Will Tata Steel’s Europe business bounce back any time soon?

Our Europe business should be split into Netherlands and UK. Netherlands business is absolutely fine. It has been cash and Ebitda positive. It can pretty much take care of itself. Of course, we need to spend a bit more capex on transition. This requires some support as the cash flows are not sufficient. We can manage the Netherlands without cash going from India. We have a debt-free balance sheet there. The UK business does not generate cash flows to support the transition and needs government support in the next 12 to 24 months.


What are your thoughts on India opposing the carbon tax imposed on imports in Europe?

 For every tonne of steel I produce in Europe, I have to pay €80 per tonne of carbon generated. One tonne of steel generates 1.8 tonnes of carbon. So, I pay €144. In India, let us say if I am making 1 tonne of steel, emitting 2.1 tonnes of carbon, and paying zero tax. If this steel is allowed to be sold in Europe without any tax why anybody would make steel in Europe? Even if I take out all other costs, it will be much cheaper to make steel in India and sell in Europe. So the carbon border adjustment mechanism is justified from a global point of view. If not, even a carbon efficient steel plant in the Netherlands which is emitting 1.8 tonnes will close down. The US, which was opposing Europe, has started saying that it will measure the carbon footprint of what they import. Companies that are exporting need to accept these things. It can be considered as a non-tariff barrier or whatever, but they will say it is a quality standard.


Do you expect steel demand in India to slow down with interest rate going up?

If I look at it at a segment level, I do not see a slowdown at least steel consuming segments. Auto is still very strong with buoyancy in commercial and passenger vehicles sales. Tractor demand is also strong. Though two-wheeler demand is getting better, it is still less than what it was 3-4 years back. However, in all other automotive segments, we are back to 2019 levels. In construction, infrastructure and industrial are strong while commercial and residential segment is a bit of a mixed bag.

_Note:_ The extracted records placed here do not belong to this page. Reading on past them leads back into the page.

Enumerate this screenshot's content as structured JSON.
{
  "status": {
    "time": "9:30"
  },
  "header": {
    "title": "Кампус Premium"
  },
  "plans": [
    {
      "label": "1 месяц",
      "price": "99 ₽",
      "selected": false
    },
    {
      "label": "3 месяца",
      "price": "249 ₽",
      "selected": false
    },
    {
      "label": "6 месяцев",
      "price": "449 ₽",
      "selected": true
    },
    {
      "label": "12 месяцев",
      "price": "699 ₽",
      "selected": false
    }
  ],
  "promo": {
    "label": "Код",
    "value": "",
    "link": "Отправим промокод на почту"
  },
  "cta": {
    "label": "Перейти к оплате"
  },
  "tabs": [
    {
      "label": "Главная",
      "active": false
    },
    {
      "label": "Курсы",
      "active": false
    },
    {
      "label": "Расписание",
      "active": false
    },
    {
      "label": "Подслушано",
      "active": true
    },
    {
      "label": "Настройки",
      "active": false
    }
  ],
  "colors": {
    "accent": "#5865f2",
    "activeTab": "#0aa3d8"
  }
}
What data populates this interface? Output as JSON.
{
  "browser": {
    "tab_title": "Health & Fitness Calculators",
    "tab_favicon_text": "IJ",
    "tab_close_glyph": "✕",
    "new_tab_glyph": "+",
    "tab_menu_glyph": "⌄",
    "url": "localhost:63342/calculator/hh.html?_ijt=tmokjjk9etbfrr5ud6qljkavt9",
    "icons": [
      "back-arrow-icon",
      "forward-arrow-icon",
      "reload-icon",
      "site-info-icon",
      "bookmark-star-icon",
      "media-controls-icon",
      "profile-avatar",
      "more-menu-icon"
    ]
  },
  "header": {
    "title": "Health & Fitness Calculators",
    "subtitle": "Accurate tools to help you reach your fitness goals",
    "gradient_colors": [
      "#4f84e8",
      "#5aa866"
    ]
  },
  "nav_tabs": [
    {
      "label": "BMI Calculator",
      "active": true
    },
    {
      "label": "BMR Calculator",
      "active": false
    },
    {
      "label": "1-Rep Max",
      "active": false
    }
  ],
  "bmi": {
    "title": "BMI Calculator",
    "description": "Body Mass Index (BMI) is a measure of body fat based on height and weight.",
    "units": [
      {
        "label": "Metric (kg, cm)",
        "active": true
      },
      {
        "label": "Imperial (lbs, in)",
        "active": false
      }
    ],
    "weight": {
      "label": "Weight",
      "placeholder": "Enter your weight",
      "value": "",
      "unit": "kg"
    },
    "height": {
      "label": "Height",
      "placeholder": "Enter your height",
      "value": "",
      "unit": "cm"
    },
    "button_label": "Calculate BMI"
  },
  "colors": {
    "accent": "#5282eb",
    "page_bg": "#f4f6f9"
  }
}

Demand in oil and gas, railways, water supply are all strong. Companies which are dependent on exports are facing slow down. MSME companies are facing a tight liquidity situation due to regulatory tightening. Discretionary expenses are being postponed due to interest rate hike. The poorer sections of society are feeling the pinch of higher medical bills and high Inflation. Joblessness has been there for the last two years, though things are getting better. Household budgets are getting stressed and people are postponing discretionary expenditure. This is somewhat reflected in motorcycle sales. If people were looking at replacing a motorcycle after 5-7 years, now they are postponing it by two years.


Do you see steel pricing pressure?

There will be some pressure. This is a volatile industry. You know things will go up and down. It went up between January and April and started coming down a bit. A lot depends on what happens in China. The trigger for fall in prices was from China which produced and exported more as coal and iron ore prices went down. They managed to drop steel prices. However, at the current steel prices I do not think they are making money. If the fundamentals are weak, everything else is temporary. If the fundamentals are strong, then you know there’s a little bit more of a long-term confidence which comes in. Globally, fundamentals are a bit fragile, but in India, I think it is still quite strong.